Innate antiviral immune signaling, viral evasion and modulation by HIV-1

Abstract

The intracellular innate antiviral response in human cells is an essential component of immunity against virus infection. As obligate intracellular parasites, all viruses must evade the actions of the host cell's innate immune response in order to replicate and persist. Innate immunity is induced when pathogen recognition receptors of the host cell sense viral products including nucleic acid as "non-self". This process induces downstream signaling through adaptor proteins to activate latent transcription factors that drive the expression of genes encoding antiviral and immune modulatory effector proteins that restrict virus replication and regulate adaptive immunity. The interferon regulatory factors (IRFs) are transcription factors that play major roles in innate immunity.

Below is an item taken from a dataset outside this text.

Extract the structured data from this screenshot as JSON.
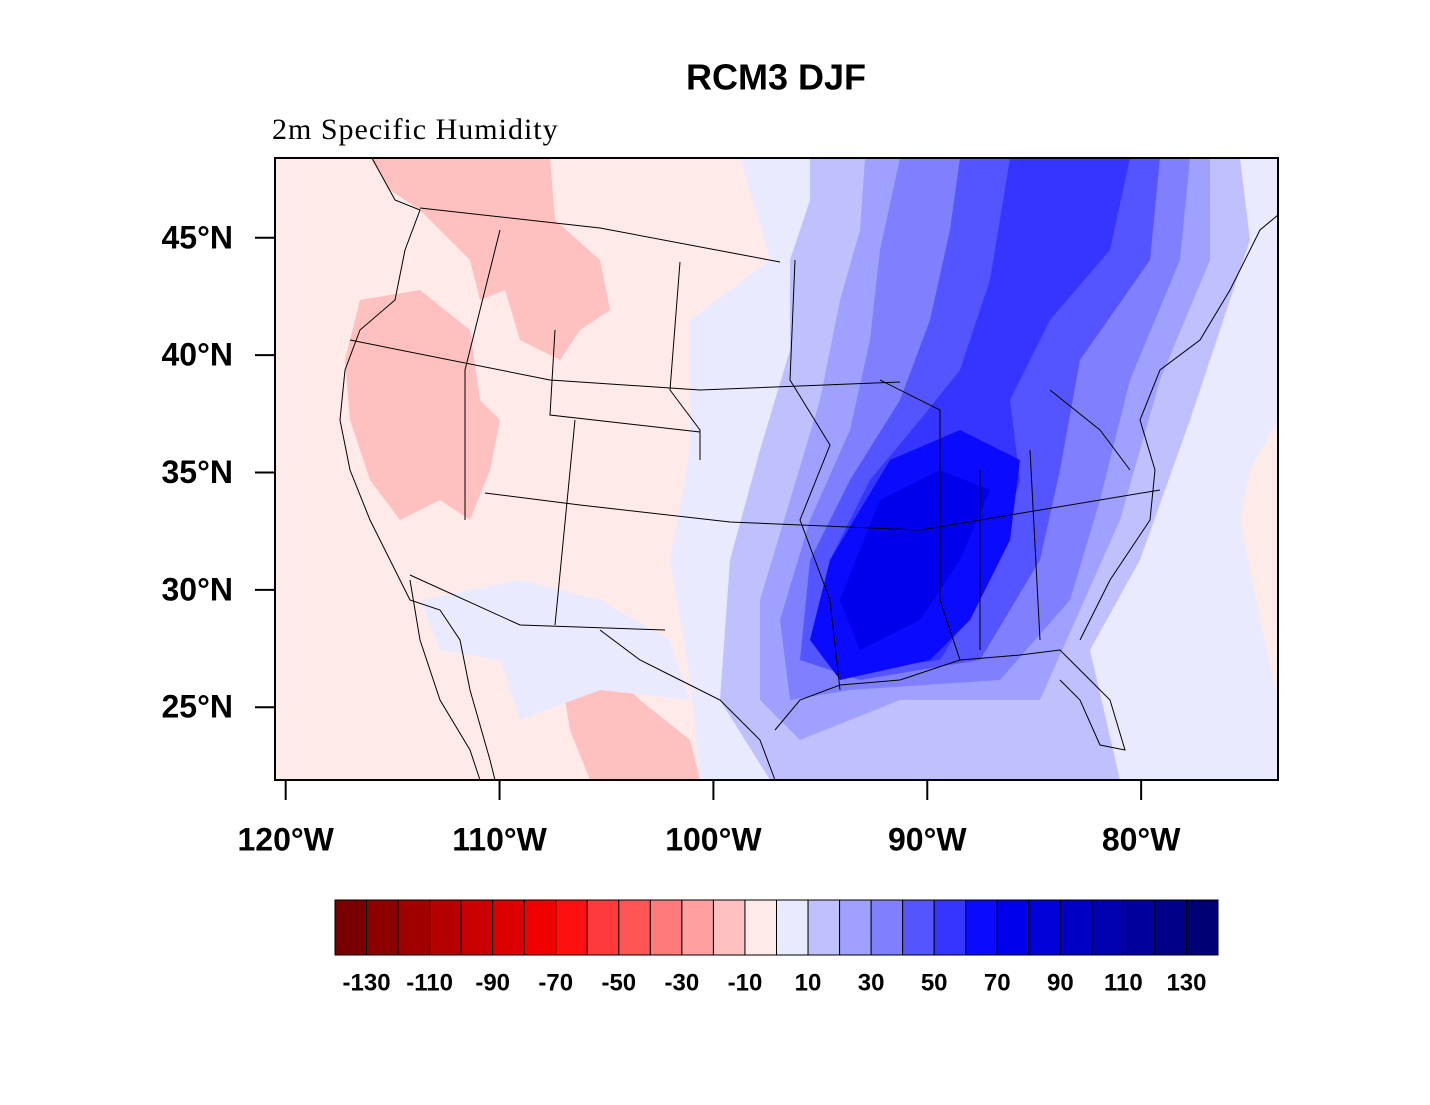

In particular, IRF3 is activated in response to infection by a range of viruses including RNA viruses, DNA viruses and retroviruses. Among these viruses, human immunodeficiency virus type 1 (HIV-1) remains a major global health problem mediating chronic infection in millions of people wherein recent studies show that viral persistence is linked with the ability of the virus to dysregulate and evade the innate immune response. In this review, we discuss viral pathogen sensing, innate immune signaling pathways and effectors that respond to viral infection, the role of IRF3 in these processes and how it is regulated by pathogenic viruses. We present a contemporary overview of the interplay between HIV-1 and innate immunity, with a focus on understanding how innate immune control impacts infection outcome and disease.

Keywords: HIV; ISG; innate immunity; interferon; virus.

Fig. 1.

The HIV-1 life cycle and points of PRR sensing. Upon binding to CD4/coreceptor and viral entry into target cells (left), the HIV-1 capsid is exposed, which is sensed albeit inefficiently by TRIM5. The related SIV is sensed robustly by TRIM5 while HIV-1 is sensed effectively by TRIM5 in nonhuman primate cells. Once the capsid uncoats, genomic RNA (gRNA) accesses the cytoplasm for reverse transcription, which generates single-stranded and double-stranded viral DNA (vDNA). This DNA then integrates into the host genome (hDNA). Transcription of the integrated vDNA into viral messenger RNA (vmRNA) is necessary for HIV-1 protein translation, while new gRNA is transcribed for nascent virions. RIG-I may sense gRNA, while sensing of vDNA and vmRNA occurs through DNA and RNA sensing pathways, including cGAS/STING and other pathways that signal IRF3 activation. Tetherin senses accumulating virions at the cell surface. In pDCs (right), HIV-1 RNA is sensed by TLR7 in the endosome and may arrive there by endocytosis or autophagy.

Fig. 2.

Convergence of antiviral sensing pathways on IRF3. Viruses containing RNA genomes, when endocytosed, present RNA ligands for TLR3 in endosomes, which then signals through TRIF to activate IRF3. RNA PAMPs generated during viral replication can be detected in the cytosol by the RLRs or other DexD/H helicases that signal through MAVS or TRIF, respectively. Viral DNA in the cytoplasm either is sensed directly by molecules such as cGAS, which signals through STING, or is transcribed by RNA pol III to generate RIG-I ligands. For simplicity, MAVS is shown on the mitochondrion, and STING on the endoplasmic reticulum (ER), though both molecules are localized to multiple intracellular membranes. Activation of these various pathways leads to IRF3 phosphorylation, dimerization, nuclear translocation and the transcription of IFN-β.

Fig. 3.

Schematic of IRF3 functional domains. NLS, nuclear localization sequence; NES, nuclear export sequence; PRO, proline-rich region; SRR, serine-rich region.